Я был расстроен. Сгорал от стыда. Так дешево клюнуть на удочку! Перед кем винился, у кого просил снисхождения! Фактически я признал вину и теперь, сколько бы ни протестовал, ни жаловался, они будут колоть глаза моим покаянным заявлением. Да еще обвинят в двурушничестве. Не слишком ли опрометчиво поверил нахрапистому Кудрявцеву о людях, признавших, якобы, знакомство с моими рукописями? Но перечень его точен. Ни одной фамилии с потолка. И откуда тогда ему стало известно о папке у Филиппова? Сомнения и стыд глодали меня.

Сосновский к тому времени ушел из камеры. Я напустился на Володю Баранова: «Какого черта насоветовали?»

— Может, ты что-то скрываешь из того, что им наверняка известно?

— Ничего я про себя не скрываю, а о других неприлично требовать.

— Следователи КГБ в основном порядочные люди, с ними можно договариваться. Иначе бы им не верили.

— Но мой — из прокуратуры.

— Так тебя прокуратура ведет? Как же ты здесь оказался? — удивляется Володя. — Тебе, старик, надо выходить на здешнего хозяина. Пиши в КГБ.

— Но следователь говорит, что все мои заявления сначала к нему поступают.

— Не беспокойся, если в КГБ, то сразу пойдет по назначению. Но учти, что там шуток не любят. Просишь о помиловке, значит, признайся честно. Если не можешь, лучше ничего не писать — хуже будет.

Как же быть? Балансирую на канате над пропастью. Дело может повернуться и так и этак. Стоять, выжидать нельзя. Идти, но как? Надо идти с акробатической точностью, рассчитать малейшее движение. Какая-то капля может спасти или погубить положение. Я верил, что положение можно спасти. Нужна какая-то инициатива, чтобы выбраться до суда. Какая? Что я должен еще предпринять? Следователь ставит условие: «Давай Попова». Но не могут же они, в самом деле, официально на этом настаивать.

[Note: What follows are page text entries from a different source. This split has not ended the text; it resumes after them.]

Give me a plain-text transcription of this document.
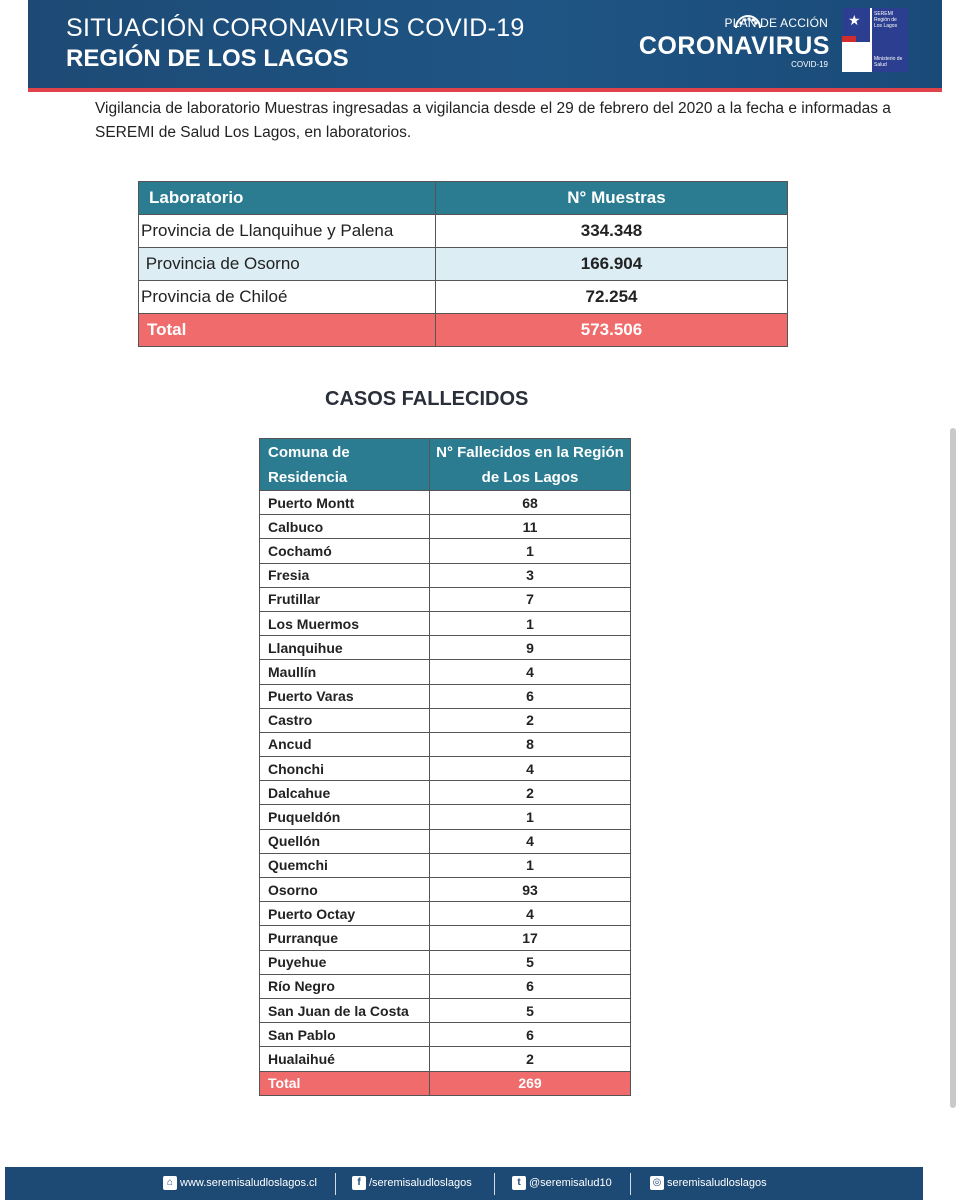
SITUACIÓN CORONAVIRUS COVID-19
REGIÓN DE LOS LAGOS
PLAN DE ACCIÓN
CORONAVIRUS
COVID-19
★	SEREMI Región de Los Lagos
Ministerio de Salud

Vigilancia de laboratorio Muestras ingresadas a vigilancia desde el 29 de febrero del 2020 a la fecha e informadas a SEREMI de Salud Los Lagos, en laboratorios.

Laboratorio	N° Muestras
Provincia de Llanquihue y Palena	334.348
Provincia de Osorno	166.904
Provincia de Chiloé	72.254
Total	573.506
CASOS FALLECIDOS
Comuna de Residencia	N° Fallecidos en la Región de Los Lagos
Puerto Montt	68
Calbuco	11
Cochamó	1
Fresia	3
Frutillar	7
Los Muermos	1
Llanquihue	9
Maullín	4
Puerto Varas	6
Castro	2
Ancud	8
Chonchi	4
Dalcahue	2
Puqueldón	1
Quellón	4
Quemchi	1
Osorno	93
Puerto Octay	4
Purranque	17
Puyehue	5
Río Negro	6
San Juan de la Costa	5
San Pablo	6
Hualaihué	2
Total	269
⌂ www.seremisaludloslagos.cl	f /seremisaludloslagos	t @seremisalud10	◎ seremisaludloslagos
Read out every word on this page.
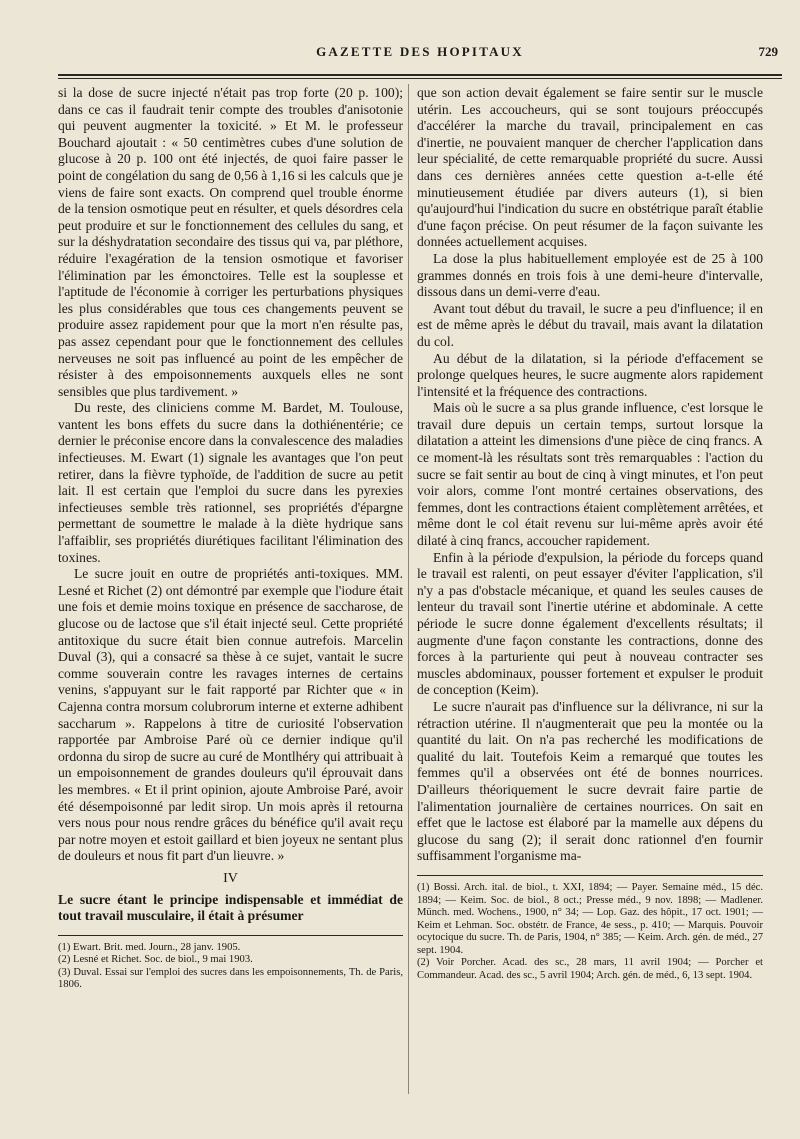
GAZETTE DES HOPITAUX	729

si la dose de sucre injecté n'était pas trop forte (20 p. 100); dans ce cas il faudrait tenir compte des troubles d'anisotonie qui peuvent augmenter la toxicité. » Et M. le professeur Bouchard ajoutait : « 50 centimètres cubes d'une solution de glucose à 20 p. 100 ont été injectés, de quoi faire passer le point de congélation du sang de 0,56 à 1,16 si les calculs que je viens de faire sont exacts. On comprend quel trouble énorme de la tension osmotique peut en résulter, et quels désordres cela peut produire et sur le fonctionnement des cellules du sang, et sur la déshydratation secondaire des tissus qui va, par pléthore, réduire l'exagération de la tension osmotique et favoriser l'élimination par les émonctoires. Telle est la souplesse et l'aptitude de l'économie à corriger les perturbations physiques les plus considérables que tous ces changements peuvent se produire assez rapidement pour que la mort n'en résulte pas, pas assez cependant pour que le fonctionnement des cellules nerveuses ne soit pas influencé au point de les empêcher de résister à des empoisonnements auxquels elles ne sont sensibles que plus tardivement. »

Du reste, des cliniciens comme M. Bardet, M. Toulouse, vantent les bons effets du sucre dans la dothiénentérie; ce dernier le préconise encore dans la convalescence des maladies infectieuses. M. Ewart (1) signale les avantages que l'on peut retirer, dans la fièvre typhoïde, de l'addition de sucre au petit lait. Il est certain que l'emploi du sucre dans les pyrexies infectieuses semble très rationnel, ses propriétés d'épargne permettant de soumettre le malade à la diète hydrique sans l'affaiblir, ses propriétés diurétiques facilitant l'élimination des toxines.

Le sucre jouit en outre de propriétés anti-toxiques. MM. Lesné et Richet (2) ont démontré par exemple que l'iodure était une fois et demie moins toxique en présence de saccharose, de glucose ou de lactose que s'il était injecté seul. Cette propriété antitoxique du sucre était bien connue autrefois. Marcelin Duval (3), qui a consacré sa thèse à ce sujet, vantait le sucre comme souverain contre les ravages internes de certains venins, s'appuyant sur le fait rapporté par Richter que « in Cajenna contra morsum colubrorum interne et externe adhibent saccharum ». Rappelons à titre de curiosité l'observation rapportée par Ambroise Paré où ce dernier indique qu'il ordonna du sirop de sucre au curé de Montlhéry qui attribuait à un empoisonnement de grandes douleurs qu'il éprouvait dans les membres. « Et il print opinion, ajoute Ambroise Paré, avoir été désempoisonné par ledit sirop. Un mois après il retourna vers nous pour nous rendre grâces du bénéfice qu'il avait reçu par notre moyen et estoit gaillard et bien joyeux ne sentant plus de douleurs et nous fit part d'un lieuvre. »

IV

Le sucre étant le principe indispensable et immédiat de tout travail musculaire, il était à présumer

(1) Ewart. Brit. med. Journ., 28 janv. 1905.
(2) Lesné et Richet. Soc. de biol., 9 mai 1903.
(3) Duval. Essai sur l'emploi des sucres dans les empoisonnements, Th. de Paris, 1806.

que son action devait également se faire sentir sur le muscle utérin. Les accoucheurs, qui se sont toujours préoccupés d'accélérer la marche du travail, principalement en cas d'inertie, ne pouvaient manquer de chercher l'application dans leur spécialité, de cette remarquable propriété du sucre. Aussi dans ces dernières années cette question a-t-elle été minutieusement étudiée par divers auteurs (1), si bien qu'aujourd'hui l'indication du sucre en obstétrique paraît établie d'une façon précise. On peut résumer de la façon suivante les données actuellement acquises.

La dose la plus habituellement employée est de 25 à 100 grammes donnés en trois fois à une demi-heure d'intervalle, dissous dans un demi-verre d'eau.

Avant tout début du travail, le sucre a peu d'influence; il en est de même après le début du travail, mais avant la dilatation du col.

Au début de la dilatation, si la période d'effacement se prolonge quelques heures, le sucre augmente alors rapidement l'intensité et la fréquence des contractions.

Mais où le sucre a sa plus grande influence, c'est lorsque le travail dure depuis un certain temps, surtout lorsque la dilatation a atteint les dimensions d'une pièce de cinq francs. A ce moment-là les résultats sont très remarquables : l'action du sucre se fait sentir au bout de cinq à vingt minutes, et l'on peut voir alors, comme l'ont montré certaines observations, des femmes, dont les contractions étaient complètement arrêtées, et même dont le col était revenu sur lui-même après avoir été dilaté à cinq francs, accoucher rapidement.

Enfin à la période d'expulsion, la période du forceps quand le travail est ralenti, on peut essayer d'éviter l'application, s'il n'y a pas d'obstacle mécanique, et quand les seules causes de lenteur du travail sont l'inertie utérine et abdominale. A cette période le sucre donne également d'excellents résultats; il augmente d'une façon constante les contractions, donne des forces à la parturiente qui peut à nouveau contracter ses muscles abdominaux, pousser fortement et expulser le produit de conception (Keim).

Le sucre n'aurait pas d'influence sur la délivrance, ni sur la rétraction utérine. Il n'augmenterait que peu la montée ou la quantité du lait. On n'a pas recherché les modifications de qualité du lait. Toutefois Keim a remarqué que toutes les femmes qu'il a observées ont été de bonnes nourrices. D'ailleurs théoriquement le sucre devrait faire partie de l'alimentation journalière de certaines nourrices. On sait en effet que le lactose est élaboré par la mamelle aux dépens du glucose du sang (2); il serait donc rationnel d'en fournir suffisamment l'organisme ma-

(1) Bossi. Arch. ital. de biol., t. XXI, 1894; — Payer. Semaine méd., 15 déc. 1894; — Keim. Soc. de biol., 8 oct.; Presse méd., 9 nov. 1898; — Madlener. Münch. med. Wochens., 1900, n° 34; — Lop. Gaz. des hôpit., 17 oct. 1901; — Keim et Lehman. Soc. obstétr. de France, 4e sess., p. 410; — Marquis. Pouvoir ocytocique du sucre. Th. de Paris, 1904, n° 385; — Keim. Arch. gén. de méd., 27 sept. 1904.
(2) Voir Porcher. Acad. des sc., 28 mars, 11 avril 1904; — Porcher et Commandeur. Acad. des sc., 5 avril 1904; Arch. gén. de méd., 6, 13 sept. 1904.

Чье это условие: лично его или кто-то диктует? Может действительно выйти на КГБ? Они пока не обнаруживают себя, но нет сомнения: моя судьба в их руках. Какую цену они запросят? Захотят ли встречаться со мной? Что бы там ни было, но ясности будет больше. А может, пока не спешить? Проверят публикации за рубежом, убедятся, что моего там нет, и сменят гнев на милость? Я погряз в нерешительности и ожидании.